Missouri Tornado: Deadliest Tornado since 1950
According to National Weather Service, the deadliest twister in the past 60 years was the tornado that killed 117 people in Missouri.
Tuesday morning, Sam Murphey, Gov. Jay Nixon’s spokesman said that the amount of deaths in Joplin had risen to 117.
In the past six years, the single deadliest tornado on record with the National Weather Service was a twister that killed 116 people in Flint, Mich., in 1953.
More deaths have resulted from outbreaks of multiple tornadoes.
A number of twisters crashed across six Southern states which killed 314 people. That was the single deadliest day for tornadoes since National Weather Service began keeping such records in 1950. The agency has done research that shows deadlier outbreaks before 1950. It says the single deadliest day that it is aware of was March 18, 1925, when tornadoes killed 747 people.
The killer tornado that happened Sunday ripped the heart of Joplin slamming straight into St. John’s Regional Medical Center. There were 5 patients dead and a hospital visitor was also killed. The tornado destroyed possibly "thousands" of homes, Fire Chief Mitch Randles told AP. It levelled hundreds of businesses, including massive ones such as Home Depot and Walmart.

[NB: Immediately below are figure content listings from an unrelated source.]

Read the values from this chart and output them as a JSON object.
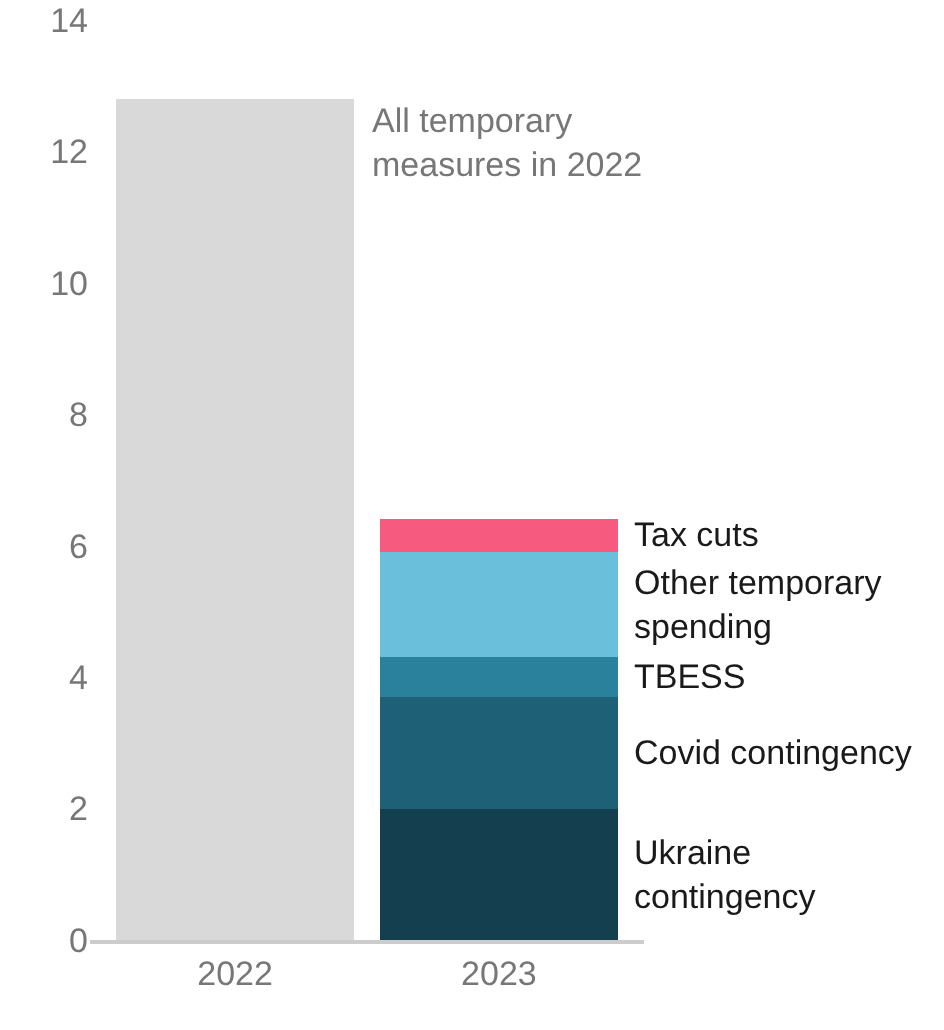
{
  "chart_data": {
    "type": "bar",
    "stacked": true,
    "categories": [
      "2022",
      "2023"
    ],
    "series": [
      {
        "name": "All temporary measures in 2022",
        "color": "#d9d9d9",
        "values": [
          12.8,
          null
        ]
      },
      {
        "name": "Ukraine contingency",
        "color": "#143f4f",
        "values": [
          null,
          2.0
        ]
      },
      {
        "name": "Covid contingency",
        "color": "#1e6176",
        "values": [
          null,
          1.7
        ]
      },
      {
        "name": "TBESS",
        "color": "#2a819b",
        "values": [
          null,
          0.6
        ]
      },
      {
        "name": "Other temporary spending",
        "color": "#6ac0db",
        "values": [
          null,
          1.6
        ]
      },
      {
        "name": "Tax cuts",
        "color": "#f75a7f",
        "values": [
          null,
          0.5
        ]
      }
    ],
    "ylim": [
      0,
      14
    ],
    "yticks": [
      0,
      2,
      4,
      6,
      8,
      10,
      12,
      14
    ],
    "grid": false,
    "legend": false
  }
}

President Barack Obama, speaking from London, said he would travel to Missouri on Sunday to meet with people whose lives have been turned upside down by the twister. He promised to make all federal resources available for efforts to recover and rebuild. "The American people are by your side," Obama said. "We're going to stay there until every home is repaired, until every neighborhood is rebuilt, until every business is back on its feet."
Director of the Federal Emergency Management Agency, Craig Fugate, told NBC’s Today show that Obama declared a disaster in the area, which means residents are allowed for his agency’s assistance. "We're here for the long haul, not just for the response," Fugate said.
The danger was not yet over. Fires from gas leaks burned across city. . The smell of ammonia and propane filled the air in some damaged areas. And the forecast looked grim.
The tornado that devastated the South this April unspooled over a three-day period starting in the Plains. The Storm Prediction Center in Norman, Okla., said a repeat could be setting up with a possible large tornado outbreak in the Midwest on Tuesday and a bad weather potentially reaching the East Coast by Friday.
"This is a very serious situation brewing," center director Russell Schneider said.
The center said ,early Tuesday, that there was a moderate risk of severe weather in Central and Southeast Kansas and Southwester Missouri, which could include Joplin .The warning was raised for severe weather to high risk indicating that tornadoes will hit in Central Oklahoma, Southern Kansas and North Texas.
The Storm Prediction Center also issued a high-risk warning before the deadly outbreak in the South in April.